If you find a good place, go for it. Then throw a transmission line on top.Report
Transmission line placement in the West is somewhat more constrained, given all of the federal land, a fair portion of it with designations that preclude construction. There are now designated utility corridors, although those don’t go everywhere useful. The best solar resources in Colorado are in the San Luis Valley, a poor area which could certainly use the investment. Unfortunately, the direct route to the Front Range markets isn’t available because of federal land. The San Luis resources will eventually be developed, but only after a different transmission project, being built for different reasons, is finished and provides an alternate route.Report
@burt-likko
“….but why did it have to be in Utah particularly? Don’t Utahns have power needs of their own?”
Burt, I’ll let you into a trade secret. There are no purple and yellow electrons. The energy generated by this plant is mostly staying in Utah, freeing up energy generated somewhere else that is now going to Los Angeles.
The rest is all contractualual price balancing. Los Angeles pays the real producer the cost of the UT plant, and the UT plant pays to/collects from the real provider the difference between the UT plant price and the provider’s price (*). If the LA utility finds a good generation spot in Maine it could theoretically do the same (except for the very weak interconnect between CA ans MN)

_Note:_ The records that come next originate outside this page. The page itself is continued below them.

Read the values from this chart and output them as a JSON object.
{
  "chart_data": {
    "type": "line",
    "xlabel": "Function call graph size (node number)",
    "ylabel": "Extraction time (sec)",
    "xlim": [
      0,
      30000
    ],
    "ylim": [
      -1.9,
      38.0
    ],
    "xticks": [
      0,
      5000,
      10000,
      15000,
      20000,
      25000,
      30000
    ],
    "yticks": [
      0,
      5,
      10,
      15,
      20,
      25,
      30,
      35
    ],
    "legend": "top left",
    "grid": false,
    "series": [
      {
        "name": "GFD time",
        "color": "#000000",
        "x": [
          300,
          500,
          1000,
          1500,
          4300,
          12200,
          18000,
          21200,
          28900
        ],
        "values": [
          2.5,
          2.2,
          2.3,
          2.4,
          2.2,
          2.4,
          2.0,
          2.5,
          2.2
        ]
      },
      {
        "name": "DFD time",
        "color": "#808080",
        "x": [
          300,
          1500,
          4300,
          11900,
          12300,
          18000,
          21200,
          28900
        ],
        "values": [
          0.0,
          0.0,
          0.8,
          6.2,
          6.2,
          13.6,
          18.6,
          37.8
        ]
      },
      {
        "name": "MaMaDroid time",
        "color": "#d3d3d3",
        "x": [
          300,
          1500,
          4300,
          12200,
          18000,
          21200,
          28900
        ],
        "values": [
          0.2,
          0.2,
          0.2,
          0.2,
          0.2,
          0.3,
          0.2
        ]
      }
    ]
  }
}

(*) It’s way more complicated than that. There’s like scores of plants and offtakers involved, but this is the principle.Report
Air pollution and water, Burt. Southern California needed more base load electricity which, at the time, meant a thermal power plant. Post Three Mile Island and given natural gas prices at the time, that meant coal. No way a coal-fired plant met Southern California emissions standards. For efficiency, thermal plants need cooling water, and the nearest available water was in Utah, with the added advantages that Utah was already going to build a small power station and there was plenty of coal practically in the power plant’s back yard. LADWP made an offer no one could refuse, and it became a big power plant. A few years back an investment group made a semi-serious run at siting a new nuclear plant to produce electricity to sell into the lucrative Southern California market. The nearest available water — given all the peculiarities of western water law — was still in Utah, although a couple hundred miles farther east. One of the factors driving wind and solar PV in the West is that they don’t need cooling water.
Transmission losses in a modern HVDC system are usually well below 1% per hundred miles, which is acceptable. Most losses in the power grids happen in the distribution network, which operates at much lower voltages.